Por outro lado, que homem se submete à vergonha, à condição humilhante, de entrar numa casa onde ainda habita o ex-marido da namorada? Ou que mulher se sujeita à tão baixa situação? Que se socorram ao menos do amor-próprio, que apelem à réstia de dignidade que ainda lhes sobra, para que resistam à tão pronunciada queda na hierarquia dos princípios. Que educação os quatro pretendem para os filhos; que exemplos lhes querem legar? Vivemos hoje um contexto particularmente difícil, no qual a orientação que queremos para os nossos dependentes encontra interferências e influências no percurso. Nestes tempos, pais pouco conversam com os filhos; quase não resta espaço para lhes dedicar a devida atenção e encaminhá-los convenientemente.

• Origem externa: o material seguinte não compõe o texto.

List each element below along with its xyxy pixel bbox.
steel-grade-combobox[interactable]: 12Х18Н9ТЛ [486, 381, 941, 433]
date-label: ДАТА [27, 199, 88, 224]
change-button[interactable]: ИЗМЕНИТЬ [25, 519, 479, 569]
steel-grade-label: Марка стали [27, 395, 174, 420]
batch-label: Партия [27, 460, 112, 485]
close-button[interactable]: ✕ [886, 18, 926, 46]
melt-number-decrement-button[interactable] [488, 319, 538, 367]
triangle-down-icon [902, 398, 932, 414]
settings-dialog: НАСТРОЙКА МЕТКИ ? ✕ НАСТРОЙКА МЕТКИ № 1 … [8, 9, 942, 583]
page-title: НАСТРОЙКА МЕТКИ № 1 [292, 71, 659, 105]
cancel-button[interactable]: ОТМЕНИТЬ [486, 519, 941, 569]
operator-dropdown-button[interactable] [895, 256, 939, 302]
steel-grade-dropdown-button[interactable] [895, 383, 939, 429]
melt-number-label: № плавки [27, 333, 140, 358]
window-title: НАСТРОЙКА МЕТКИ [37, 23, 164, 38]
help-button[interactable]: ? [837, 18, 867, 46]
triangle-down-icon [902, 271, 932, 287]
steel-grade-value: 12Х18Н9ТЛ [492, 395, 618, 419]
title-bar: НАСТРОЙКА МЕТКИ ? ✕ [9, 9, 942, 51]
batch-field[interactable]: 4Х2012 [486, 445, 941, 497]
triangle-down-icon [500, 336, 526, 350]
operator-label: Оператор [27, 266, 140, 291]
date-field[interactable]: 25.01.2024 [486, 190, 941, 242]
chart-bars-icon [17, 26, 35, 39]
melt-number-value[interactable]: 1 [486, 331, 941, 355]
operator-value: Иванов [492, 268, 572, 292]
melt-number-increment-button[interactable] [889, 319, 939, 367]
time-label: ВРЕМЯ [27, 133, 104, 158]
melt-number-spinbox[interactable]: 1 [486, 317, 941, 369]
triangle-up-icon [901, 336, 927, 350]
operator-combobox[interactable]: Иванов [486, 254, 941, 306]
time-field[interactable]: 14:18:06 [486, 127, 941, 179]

Transpomos uma era de provações: casas transformaram-se em meros dormitórios e domínios de empregados domésticos. A vida dos nossos filhos gravita por entre creches e instituições de ensino. Os ensinamentos, conselhos e o aprendizado que lhes queremos passar encontram resistência logo à porta, à saída de casa, nos grupos de amigos, nas Redes Sociais e na própria escola. Vemo-los pouco; às vezes, deixamo-los e os encontramos a dormir. Quase não temos o chamado "tempo de qualidade”, porque, pressurosos, estamos sempre distantes, confiando o percurso moral e a orientação de que precisam ao acaso ou a terceiros. Há quanto tempo não nos sentamos à mesma mesa, ao almoço ou ao jantar? 

Portanto, é irremediável, quando, aos males gerais que nos dificultam a educação dos filhos, adicionamos atitudes de baixo jaez. À falta de alternativa, um casal já no fim da relação pode, perfeitamente, partilhar o espaço, desde que sob determinadas regras e condições, de preferência por um período bem definido. A vida privada de cada pode ser levada fora de casa, longe do conhecimento e do olhar do ex-parceiro. Portanto, um não precisa de provar ao outro que há quem o queira.

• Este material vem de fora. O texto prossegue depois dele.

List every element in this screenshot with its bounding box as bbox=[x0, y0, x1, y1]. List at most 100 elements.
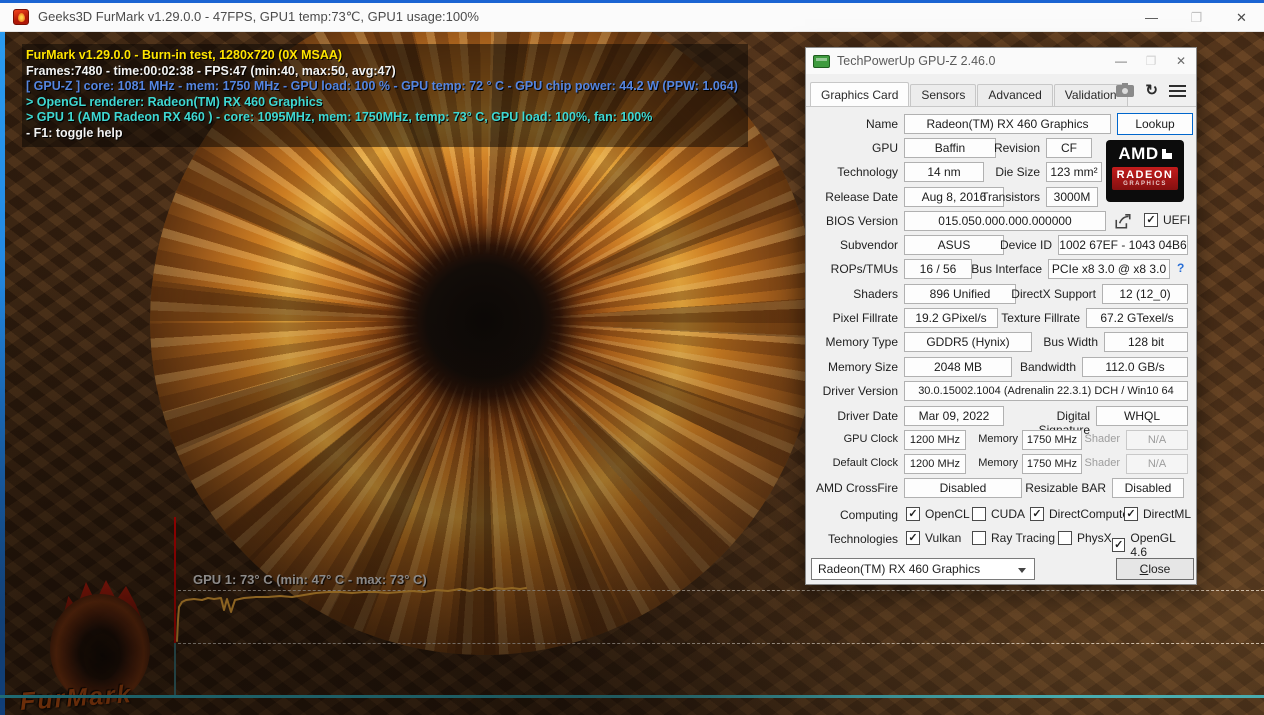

Ao fim de uma relação, deve haver uma espécie de "período de carência”, durante o qual se observa a negação dos prazeres do amor. É um recolhimento autoimposto, um momento de resguardo voluntário; de inventariação, de avaliação do passado e projecção do futuro, de forma ponderada. Há tempo para a retoma, sem necessidade de urgências. Haverá sempre alguém à espera, ali, para onde o olhar é atraído.

De outra forma, como denuncia a comandante do Kilamba, não apenas é condenável; é também anti-higiénico. Pelo menos do ponto de vista moral. Que amor é esse, que leva à perda do raciocínio, do equilíbrio, da razoabilidade, da vergonha, da dignidade e do respeito?